Sunday, May 15, 2011

Elections and Bulls

We have recently had the sacred ploughing ceremony, in which sacred white bulls predict the annual harvest by choosing between different concoctions of grain.

It's a lovely ceremony, though I doubt whether the cost of rice futures is much influenced by the bulls' predictions.

I wonder whether they could be trained, instead, to predict the result of an election?  The paper today says there are four real possible outcomes: a big win for the current government, a big win for the opposition, or a squeaker which will throw the balance of power to the little parties who will then tilt the balance either towards, or away from, the current batch of people.  The four possible results come with various levels of predicted protests by redshirts, yellowshirts, and the like.

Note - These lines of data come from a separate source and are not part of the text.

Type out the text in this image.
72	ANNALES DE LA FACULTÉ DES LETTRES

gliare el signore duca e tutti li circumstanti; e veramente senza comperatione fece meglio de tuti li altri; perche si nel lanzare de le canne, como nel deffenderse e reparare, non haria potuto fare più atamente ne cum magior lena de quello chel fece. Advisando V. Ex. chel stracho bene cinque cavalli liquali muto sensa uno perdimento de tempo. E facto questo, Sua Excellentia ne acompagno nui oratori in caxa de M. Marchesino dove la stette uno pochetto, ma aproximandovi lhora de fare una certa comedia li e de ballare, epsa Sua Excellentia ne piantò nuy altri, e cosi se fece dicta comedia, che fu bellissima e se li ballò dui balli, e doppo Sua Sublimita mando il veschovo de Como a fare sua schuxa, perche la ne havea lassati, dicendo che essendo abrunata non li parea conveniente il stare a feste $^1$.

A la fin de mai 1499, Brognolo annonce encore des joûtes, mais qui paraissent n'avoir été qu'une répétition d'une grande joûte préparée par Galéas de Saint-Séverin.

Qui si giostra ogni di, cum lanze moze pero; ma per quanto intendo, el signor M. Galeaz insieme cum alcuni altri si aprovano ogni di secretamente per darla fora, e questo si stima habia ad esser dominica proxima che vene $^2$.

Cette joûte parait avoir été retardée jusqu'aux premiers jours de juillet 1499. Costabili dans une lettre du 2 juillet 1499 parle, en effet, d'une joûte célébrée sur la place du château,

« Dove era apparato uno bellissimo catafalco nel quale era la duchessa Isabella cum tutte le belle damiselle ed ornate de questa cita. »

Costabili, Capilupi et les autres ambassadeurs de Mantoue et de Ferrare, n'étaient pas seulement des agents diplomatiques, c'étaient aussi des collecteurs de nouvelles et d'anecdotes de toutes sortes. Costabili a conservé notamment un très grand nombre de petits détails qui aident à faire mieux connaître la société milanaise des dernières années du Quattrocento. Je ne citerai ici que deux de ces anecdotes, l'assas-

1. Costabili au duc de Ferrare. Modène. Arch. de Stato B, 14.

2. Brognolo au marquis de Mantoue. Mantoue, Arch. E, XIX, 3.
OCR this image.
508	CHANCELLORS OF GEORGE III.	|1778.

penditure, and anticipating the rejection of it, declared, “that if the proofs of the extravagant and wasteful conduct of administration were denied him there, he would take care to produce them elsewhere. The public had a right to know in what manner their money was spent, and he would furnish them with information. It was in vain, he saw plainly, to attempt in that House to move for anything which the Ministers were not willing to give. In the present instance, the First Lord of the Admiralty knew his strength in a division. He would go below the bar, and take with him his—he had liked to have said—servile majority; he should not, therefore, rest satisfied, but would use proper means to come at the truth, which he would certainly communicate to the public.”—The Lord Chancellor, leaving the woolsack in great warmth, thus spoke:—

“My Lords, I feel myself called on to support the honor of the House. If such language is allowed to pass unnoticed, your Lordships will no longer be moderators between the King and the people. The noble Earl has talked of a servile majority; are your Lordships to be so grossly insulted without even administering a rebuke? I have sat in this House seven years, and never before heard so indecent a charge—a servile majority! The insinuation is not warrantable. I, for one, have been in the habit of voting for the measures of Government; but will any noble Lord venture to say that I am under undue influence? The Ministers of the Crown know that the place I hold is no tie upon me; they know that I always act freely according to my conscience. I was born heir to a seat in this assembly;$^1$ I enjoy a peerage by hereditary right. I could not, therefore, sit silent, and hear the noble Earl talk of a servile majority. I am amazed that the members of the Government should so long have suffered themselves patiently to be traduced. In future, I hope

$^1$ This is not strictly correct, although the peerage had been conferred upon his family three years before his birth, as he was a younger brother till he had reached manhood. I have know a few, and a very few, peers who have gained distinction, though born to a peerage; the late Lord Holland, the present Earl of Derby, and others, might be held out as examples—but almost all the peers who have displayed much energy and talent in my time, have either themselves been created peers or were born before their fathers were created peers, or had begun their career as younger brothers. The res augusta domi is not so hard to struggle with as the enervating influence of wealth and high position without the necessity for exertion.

The traditional barometer of Thai politics is the taxi driver, but I've not taken one in a month or so because I do have a driver.  I asked him who would win the election.  He is, after all, far more capable of an informed opinion than a bull, however sacred.  He said, "Oh, it's obvious.  No one will win, and everyone will be unhappy with the result."

My housekeeper, Pa Daeng, who I praised as a hero of the proletariat last year for making up her own mind and going off to a political rally, recently, while I was away for the weekend, sold the set of La Boheme to a scrap metal merchant and skipped town with a couple of my microwaves and an electric fan.  I am probably the only opera intendant in history to whom this has happened — I mean having an opera set sold off for scrap metal by his housekeeper — though I probably won't list it among the "hstory-making" achievements in my resume.

When the dragon's neck was delivered to Beirut instead of Bayreuth, I believe that Wagner made do with a neckless dragon.  I've had to make do with a messy house, slightly less inconvenient than a neckless dragon in the scheme of things.  Luckily, the set of La Boheme doesn't need to be used in some time so there's time to find an alternative.  Perhaps the next production of La Boheme will be set in one of the sets that we still have.  Bluebeard's Castle, for instance.  It would certainly be interesting to set La Boheme in Dracula's hangout, which that set was designed to imitate.

With the venerable Post and my driver both hedging their bets, it's tough for me to make any sort of prediction myself.  One can always hope, however, that all these politicians will grow up and start looking at the big picture.